Bundespatentgericht:
Beschluss vom 25. September 2002
Aktenzeichen: 32 W (pat) 39/02

(BPatG: Beschluss v. 25.09.2002, Az.: 32 W (pat) 39/02)

Tenor

Der Beschluss des Deutschen Patent- und Markenamts vom 24. Oktober 2001 wird aufgehoben, soweit die Anmeldung zurückgewiesen wurde.

Gründe

I.

Die Anmeldung der Wortmarke Fair Value Netwurde vom Deutschen Patent- und Markenamt teilweise und zwar hinsichtlich der Dienstleistungen Durchführung von Versteigerungen und Auktionen im Internet; Dienstleistungen im Internet, nämlich Veranstaltung von Tauschbörsen, Vermittlung von Verträgen über den Verkauf von Waren und deren Abrechnung (Online-Shopping) in Computer-Netzwerken und/oder mittels anderer Vertriebskanäle; Betrieb von elektronischen Märkten im Internet durch Online-Vermittlung von Verträgen sowohl über die Anschaffung von Waren als auch über die Erbringung von Dienstleistungen; Vermittlung und Abschluss von Handelsgeschäften im Rahmen eines elektronischen Kaufhauses; Finanzdienstleistungen; Immobilienvermittlung; Wertpapierhandel; Bereitstellen von Informationen zum Wertpapierhandel; Entwicklung von Franchisekonzepten für die Vermittlung von finanziellem Know how; Telekommunikation; Such- und Vermittlungsdienste, nämlich Suchen und Auffinden von Informationen in einem Daten-Netzwerk, insbesondere dem Internetwegen fehlender Unterscheidungskraft der Marke zurückgewiesen. Zur Begründung wurde ausgeführt, dass sich - je nach beanspruchter Dienstleistung - die Marke lediglich in einer Sachangabe erschöpfe. Auch wenn es sich um eine lexikalisch nicht nachweisbare Wortneuschöpfung handle, sei diese jedoch grammatikalisch korrekt und sprachüblich gebildet, weshalb sie von den angesprochenen Verkehrskreisen nur als Sachangabe des genannten Inhalts, nicht aber als Hinweis auf der Herkunft der Waren und Dienstleistungen aufgefasst werde.

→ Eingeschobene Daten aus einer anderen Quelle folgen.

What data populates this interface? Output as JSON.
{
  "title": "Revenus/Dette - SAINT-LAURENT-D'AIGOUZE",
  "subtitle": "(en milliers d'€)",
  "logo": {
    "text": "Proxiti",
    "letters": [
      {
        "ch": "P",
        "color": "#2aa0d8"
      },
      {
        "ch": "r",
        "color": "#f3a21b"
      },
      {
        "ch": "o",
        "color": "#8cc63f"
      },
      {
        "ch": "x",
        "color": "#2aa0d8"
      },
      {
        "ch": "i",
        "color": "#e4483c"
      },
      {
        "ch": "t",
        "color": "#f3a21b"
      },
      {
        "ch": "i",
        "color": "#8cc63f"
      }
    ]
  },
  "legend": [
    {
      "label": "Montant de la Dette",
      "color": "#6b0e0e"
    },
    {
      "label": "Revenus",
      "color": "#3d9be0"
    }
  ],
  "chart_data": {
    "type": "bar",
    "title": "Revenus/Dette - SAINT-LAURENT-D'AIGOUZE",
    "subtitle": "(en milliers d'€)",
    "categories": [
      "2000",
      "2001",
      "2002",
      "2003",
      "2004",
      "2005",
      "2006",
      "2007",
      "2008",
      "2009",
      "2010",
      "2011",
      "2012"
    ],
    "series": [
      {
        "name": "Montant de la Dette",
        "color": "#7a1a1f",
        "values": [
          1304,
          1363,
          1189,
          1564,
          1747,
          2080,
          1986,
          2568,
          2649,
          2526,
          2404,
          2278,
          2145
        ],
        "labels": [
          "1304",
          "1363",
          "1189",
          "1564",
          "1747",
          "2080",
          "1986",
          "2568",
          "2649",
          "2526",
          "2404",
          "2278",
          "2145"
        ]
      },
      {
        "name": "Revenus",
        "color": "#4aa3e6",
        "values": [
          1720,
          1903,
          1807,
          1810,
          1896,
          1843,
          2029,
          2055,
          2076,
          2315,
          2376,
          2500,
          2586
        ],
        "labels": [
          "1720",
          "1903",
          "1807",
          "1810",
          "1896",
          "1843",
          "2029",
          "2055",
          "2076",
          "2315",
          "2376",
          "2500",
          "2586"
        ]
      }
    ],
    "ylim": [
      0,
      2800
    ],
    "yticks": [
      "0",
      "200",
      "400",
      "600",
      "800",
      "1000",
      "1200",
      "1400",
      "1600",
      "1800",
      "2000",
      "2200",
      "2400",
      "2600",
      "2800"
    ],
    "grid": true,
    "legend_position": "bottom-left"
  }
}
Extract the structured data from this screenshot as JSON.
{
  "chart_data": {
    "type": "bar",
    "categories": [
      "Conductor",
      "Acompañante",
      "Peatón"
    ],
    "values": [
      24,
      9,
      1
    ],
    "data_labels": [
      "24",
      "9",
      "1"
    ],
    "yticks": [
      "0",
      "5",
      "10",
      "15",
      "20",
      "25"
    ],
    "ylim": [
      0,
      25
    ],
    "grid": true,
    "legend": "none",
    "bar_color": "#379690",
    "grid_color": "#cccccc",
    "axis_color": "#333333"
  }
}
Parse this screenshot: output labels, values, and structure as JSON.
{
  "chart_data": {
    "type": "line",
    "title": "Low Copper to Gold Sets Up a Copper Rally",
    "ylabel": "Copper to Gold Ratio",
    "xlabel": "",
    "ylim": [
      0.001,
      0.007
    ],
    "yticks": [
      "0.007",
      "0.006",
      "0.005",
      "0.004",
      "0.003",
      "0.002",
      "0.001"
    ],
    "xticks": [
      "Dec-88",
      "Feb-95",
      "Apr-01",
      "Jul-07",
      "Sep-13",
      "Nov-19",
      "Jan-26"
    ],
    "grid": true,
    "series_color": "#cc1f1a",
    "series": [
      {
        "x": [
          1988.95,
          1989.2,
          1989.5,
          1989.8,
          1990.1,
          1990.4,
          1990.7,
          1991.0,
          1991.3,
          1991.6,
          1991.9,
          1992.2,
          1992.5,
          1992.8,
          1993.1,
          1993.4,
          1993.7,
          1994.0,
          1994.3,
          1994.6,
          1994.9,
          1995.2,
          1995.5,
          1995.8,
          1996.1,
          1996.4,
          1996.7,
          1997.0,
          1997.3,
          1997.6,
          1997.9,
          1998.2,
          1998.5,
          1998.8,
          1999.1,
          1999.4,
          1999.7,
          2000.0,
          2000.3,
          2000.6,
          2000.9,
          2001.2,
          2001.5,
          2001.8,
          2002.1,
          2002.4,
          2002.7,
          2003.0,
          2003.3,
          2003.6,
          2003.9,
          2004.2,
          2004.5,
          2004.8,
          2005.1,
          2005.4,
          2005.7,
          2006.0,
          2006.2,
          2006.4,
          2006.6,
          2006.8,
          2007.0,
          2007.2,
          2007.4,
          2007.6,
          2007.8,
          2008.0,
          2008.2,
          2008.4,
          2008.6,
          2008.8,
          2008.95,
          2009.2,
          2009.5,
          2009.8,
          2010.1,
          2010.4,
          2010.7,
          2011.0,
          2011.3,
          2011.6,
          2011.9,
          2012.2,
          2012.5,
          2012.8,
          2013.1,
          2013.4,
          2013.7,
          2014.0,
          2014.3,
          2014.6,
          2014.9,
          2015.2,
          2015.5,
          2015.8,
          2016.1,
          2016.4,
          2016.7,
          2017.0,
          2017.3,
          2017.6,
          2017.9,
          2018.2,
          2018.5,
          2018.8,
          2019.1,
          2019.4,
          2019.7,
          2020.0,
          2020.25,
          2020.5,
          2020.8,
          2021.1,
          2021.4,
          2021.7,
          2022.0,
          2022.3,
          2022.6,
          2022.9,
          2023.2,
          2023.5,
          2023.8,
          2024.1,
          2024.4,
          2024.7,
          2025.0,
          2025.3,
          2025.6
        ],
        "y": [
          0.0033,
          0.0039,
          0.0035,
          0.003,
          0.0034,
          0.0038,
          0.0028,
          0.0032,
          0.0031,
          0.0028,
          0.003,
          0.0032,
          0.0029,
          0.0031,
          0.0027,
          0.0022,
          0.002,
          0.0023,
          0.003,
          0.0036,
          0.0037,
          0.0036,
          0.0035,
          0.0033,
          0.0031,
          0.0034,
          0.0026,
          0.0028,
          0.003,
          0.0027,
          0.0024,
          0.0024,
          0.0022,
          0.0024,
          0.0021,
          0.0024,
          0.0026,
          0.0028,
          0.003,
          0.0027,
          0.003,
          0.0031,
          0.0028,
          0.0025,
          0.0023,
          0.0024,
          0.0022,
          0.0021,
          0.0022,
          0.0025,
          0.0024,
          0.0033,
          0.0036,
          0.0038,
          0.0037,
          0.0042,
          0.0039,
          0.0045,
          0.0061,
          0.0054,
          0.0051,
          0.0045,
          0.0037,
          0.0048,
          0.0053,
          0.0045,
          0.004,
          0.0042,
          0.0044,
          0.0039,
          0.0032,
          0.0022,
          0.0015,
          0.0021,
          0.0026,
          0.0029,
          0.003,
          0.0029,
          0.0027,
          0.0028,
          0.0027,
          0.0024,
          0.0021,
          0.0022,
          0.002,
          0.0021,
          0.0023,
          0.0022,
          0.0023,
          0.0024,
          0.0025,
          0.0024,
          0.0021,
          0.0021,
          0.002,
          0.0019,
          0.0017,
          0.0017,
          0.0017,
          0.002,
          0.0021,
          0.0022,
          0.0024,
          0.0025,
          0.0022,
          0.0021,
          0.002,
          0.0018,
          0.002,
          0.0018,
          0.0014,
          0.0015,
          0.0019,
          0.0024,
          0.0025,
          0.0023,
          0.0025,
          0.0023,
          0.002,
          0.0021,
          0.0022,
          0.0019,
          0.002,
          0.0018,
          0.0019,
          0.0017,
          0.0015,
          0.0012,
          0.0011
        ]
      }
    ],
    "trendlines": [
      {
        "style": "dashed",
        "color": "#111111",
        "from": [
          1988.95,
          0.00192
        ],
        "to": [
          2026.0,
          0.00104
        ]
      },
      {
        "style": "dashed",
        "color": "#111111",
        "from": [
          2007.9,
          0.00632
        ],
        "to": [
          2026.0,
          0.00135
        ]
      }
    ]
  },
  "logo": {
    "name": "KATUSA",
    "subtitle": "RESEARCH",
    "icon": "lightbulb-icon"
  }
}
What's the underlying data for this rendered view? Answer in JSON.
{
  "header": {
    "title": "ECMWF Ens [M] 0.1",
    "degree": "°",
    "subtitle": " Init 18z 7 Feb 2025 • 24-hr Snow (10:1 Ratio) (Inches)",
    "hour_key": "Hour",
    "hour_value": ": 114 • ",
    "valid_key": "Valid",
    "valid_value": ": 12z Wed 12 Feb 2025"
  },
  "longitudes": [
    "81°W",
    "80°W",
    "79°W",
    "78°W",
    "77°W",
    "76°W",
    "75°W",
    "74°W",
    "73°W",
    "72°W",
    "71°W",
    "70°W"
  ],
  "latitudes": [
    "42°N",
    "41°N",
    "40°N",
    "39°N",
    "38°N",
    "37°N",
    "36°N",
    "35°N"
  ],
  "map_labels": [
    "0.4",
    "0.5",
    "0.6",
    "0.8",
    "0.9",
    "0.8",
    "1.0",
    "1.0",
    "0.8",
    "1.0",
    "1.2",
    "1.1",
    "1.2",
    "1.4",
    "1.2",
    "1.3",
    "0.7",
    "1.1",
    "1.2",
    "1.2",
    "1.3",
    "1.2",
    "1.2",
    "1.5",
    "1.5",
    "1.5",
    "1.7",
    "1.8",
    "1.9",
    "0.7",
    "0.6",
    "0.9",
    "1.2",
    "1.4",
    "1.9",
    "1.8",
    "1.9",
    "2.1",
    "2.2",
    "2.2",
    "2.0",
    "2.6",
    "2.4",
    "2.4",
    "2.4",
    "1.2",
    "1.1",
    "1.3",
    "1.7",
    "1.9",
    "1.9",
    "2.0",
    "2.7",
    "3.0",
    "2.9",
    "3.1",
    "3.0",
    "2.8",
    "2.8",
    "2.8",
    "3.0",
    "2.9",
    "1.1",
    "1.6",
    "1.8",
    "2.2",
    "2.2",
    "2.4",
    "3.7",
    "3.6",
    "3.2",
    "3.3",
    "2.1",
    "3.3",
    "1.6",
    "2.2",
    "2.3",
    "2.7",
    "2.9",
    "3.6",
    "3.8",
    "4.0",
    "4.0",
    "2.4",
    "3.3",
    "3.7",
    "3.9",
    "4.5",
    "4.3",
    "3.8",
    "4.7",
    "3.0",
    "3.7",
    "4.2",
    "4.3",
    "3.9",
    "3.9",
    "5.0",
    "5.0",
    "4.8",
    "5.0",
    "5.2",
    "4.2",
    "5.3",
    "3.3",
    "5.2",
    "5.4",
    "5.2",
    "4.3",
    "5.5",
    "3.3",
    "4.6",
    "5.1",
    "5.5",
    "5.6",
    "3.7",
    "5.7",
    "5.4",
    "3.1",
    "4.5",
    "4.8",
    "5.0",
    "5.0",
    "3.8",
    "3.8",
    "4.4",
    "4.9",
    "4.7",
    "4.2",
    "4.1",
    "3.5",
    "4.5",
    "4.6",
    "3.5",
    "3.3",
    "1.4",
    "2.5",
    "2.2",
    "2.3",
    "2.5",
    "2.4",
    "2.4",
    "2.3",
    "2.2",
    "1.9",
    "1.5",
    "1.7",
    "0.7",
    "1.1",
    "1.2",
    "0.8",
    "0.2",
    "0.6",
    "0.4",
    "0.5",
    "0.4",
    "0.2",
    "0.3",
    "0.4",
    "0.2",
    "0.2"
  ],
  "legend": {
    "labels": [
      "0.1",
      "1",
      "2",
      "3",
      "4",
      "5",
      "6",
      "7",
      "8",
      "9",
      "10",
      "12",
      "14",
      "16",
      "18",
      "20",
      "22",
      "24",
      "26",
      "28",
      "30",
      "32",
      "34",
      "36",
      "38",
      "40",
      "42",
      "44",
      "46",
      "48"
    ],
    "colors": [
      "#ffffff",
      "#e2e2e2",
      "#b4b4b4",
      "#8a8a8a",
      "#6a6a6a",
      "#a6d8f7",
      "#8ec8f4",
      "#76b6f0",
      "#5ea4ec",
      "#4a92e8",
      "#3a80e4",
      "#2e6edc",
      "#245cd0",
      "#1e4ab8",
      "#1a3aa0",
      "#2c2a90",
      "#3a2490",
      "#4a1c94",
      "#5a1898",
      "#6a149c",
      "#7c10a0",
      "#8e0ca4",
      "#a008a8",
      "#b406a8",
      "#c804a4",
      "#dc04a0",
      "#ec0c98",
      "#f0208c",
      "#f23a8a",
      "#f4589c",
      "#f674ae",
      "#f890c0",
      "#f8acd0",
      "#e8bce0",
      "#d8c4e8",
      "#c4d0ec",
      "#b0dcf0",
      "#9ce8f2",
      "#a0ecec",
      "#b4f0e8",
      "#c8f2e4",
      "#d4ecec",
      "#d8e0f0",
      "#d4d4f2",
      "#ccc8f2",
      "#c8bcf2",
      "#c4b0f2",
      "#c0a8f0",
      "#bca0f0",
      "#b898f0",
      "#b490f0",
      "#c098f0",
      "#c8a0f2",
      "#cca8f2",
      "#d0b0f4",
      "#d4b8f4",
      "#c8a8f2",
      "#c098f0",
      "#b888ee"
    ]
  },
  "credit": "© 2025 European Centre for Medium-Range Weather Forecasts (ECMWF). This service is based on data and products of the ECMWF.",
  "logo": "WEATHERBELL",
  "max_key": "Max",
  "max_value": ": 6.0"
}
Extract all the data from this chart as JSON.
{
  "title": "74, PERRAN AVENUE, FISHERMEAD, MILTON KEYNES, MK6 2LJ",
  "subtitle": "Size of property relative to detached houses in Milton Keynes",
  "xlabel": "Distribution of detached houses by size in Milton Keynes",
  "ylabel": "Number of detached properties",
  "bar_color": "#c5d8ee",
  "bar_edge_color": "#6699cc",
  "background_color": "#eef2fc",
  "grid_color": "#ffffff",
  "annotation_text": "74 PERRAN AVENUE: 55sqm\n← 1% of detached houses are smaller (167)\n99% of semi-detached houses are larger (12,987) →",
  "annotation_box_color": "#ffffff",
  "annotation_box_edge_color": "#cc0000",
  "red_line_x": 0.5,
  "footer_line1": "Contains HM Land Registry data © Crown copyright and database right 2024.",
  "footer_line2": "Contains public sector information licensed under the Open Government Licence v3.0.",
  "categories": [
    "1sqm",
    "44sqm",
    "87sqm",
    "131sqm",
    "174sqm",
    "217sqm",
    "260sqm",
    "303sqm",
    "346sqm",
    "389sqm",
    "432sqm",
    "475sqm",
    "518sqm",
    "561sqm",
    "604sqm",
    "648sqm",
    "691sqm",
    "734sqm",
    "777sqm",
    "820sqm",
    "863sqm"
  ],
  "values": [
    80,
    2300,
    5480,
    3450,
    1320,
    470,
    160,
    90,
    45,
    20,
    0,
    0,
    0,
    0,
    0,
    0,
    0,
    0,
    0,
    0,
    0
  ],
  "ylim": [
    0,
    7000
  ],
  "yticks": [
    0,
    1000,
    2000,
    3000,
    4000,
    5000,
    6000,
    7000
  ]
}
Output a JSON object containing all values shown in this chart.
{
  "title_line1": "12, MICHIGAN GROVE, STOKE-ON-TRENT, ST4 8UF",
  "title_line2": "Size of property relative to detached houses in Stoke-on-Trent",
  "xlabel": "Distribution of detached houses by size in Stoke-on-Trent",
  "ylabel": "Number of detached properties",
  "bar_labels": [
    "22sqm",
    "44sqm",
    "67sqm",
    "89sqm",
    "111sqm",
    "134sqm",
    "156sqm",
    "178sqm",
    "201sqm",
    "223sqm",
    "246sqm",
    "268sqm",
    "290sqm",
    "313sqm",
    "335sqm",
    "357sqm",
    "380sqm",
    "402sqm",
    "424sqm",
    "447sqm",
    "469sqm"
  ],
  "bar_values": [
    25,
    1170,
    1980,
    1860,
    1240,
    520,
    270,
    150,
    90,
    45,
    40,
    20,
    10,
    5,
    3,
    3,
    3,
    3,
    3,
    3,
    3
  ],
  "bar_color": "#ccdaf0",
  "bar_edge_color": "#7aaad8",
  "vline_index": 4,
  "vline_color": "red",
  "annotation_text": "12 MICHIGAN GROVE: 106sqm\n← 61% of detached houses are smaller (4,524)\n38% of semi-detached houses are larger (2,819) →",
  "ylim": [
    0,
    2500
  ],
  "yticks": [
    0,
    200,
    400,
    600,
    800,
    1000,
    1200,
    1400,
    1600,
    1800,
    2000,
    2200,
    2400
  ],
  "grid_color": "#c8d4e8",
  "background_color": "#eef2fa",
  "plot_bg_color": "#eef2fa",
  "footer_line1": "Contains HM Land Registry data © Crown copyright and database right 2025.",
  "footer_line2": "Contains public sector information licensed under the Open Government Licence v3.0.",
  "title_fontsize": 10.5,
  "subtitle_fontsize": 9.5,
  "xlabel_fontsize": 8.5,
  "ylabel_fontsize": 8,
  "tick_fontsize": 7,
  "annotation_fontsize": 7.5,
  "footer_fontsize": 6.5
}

Gegen diese Entscheidung richtet sich die Beschwerde des Anmelders. Er ist der Auffassung, dass "Value" nicht zu den geläufigen englischen Vokabeln gehöre, "net" mehrdeutig sei und die beanspruchte Wortfolge keine unmittelbar beschreibende Bedeutung im Hinblick auf die beanspruchten Waren und Dienstleistungen ergebe.

II.

Die zulässige Beschwerde ist begründet. Der begehrten Eintragung in das Markenregister steht weder das Eintragungshindernis der fehlenden Unterscheidungskraft (§ 8 Abs. 2 Nr. 1 MarkenG), noch das einer Bezeichnung im Sinne von § 8 Abs. 2 Nr. 2 MarkenG entgegen.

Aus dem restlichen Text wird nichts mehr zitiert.